A Simple Energy-Dependent Model for GRB Pulses with Interesting Physical Implications

TL;DR

This paper introduces a simple, energy-dependent mathematical model for GRB pulses that effectively fits observational data and has potential implications for understanding the physical processes behind gamma-ray bursts.

Contribution

The paper presents a novel, orthogonal energy-dependent model for GRB pulses that simplifies fitting across energy channels with fewer parameters than traditional methods.

Findings

Model fits several known GRB pulses well

Energy components are orthogonal, simplifying analysis

Temporal shape characterized by Planck distribution

Abstract

A simple mathematical model for GRB pulses is postulated in both time and energy.

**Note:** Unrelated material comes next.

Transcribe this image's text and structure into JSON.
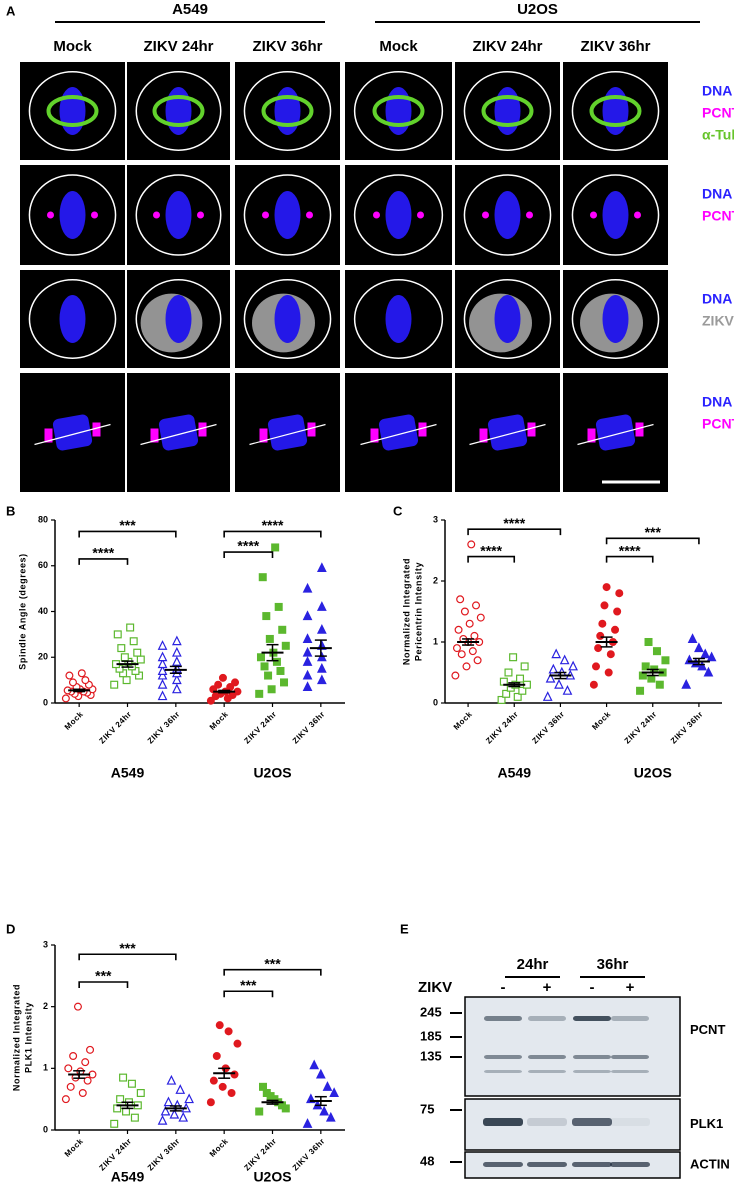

The model breaks GRB pulses up into component functions, one general light curve function exclusively in the time dimension and four component functions exclusively in the energy dimension. Each component function of energy is effectively orthogonal to the other energy-component functions. The model is a good statistical fit to several of the most fluent separable GRB pulses known. Even without theoretical interpretation, the model may be immediately useful for fitting prompt emission from GRB pulses across energy channels with a minimal number of free parameters, sometimes far fewer than freshly fitting a GRB pulse in every energy band separately. Some theoretical implications of the model might be particularly interesting, however, as the temporal component (e.g. the shape of the light curve) is well characterized mathematically by the well known Planck distribution.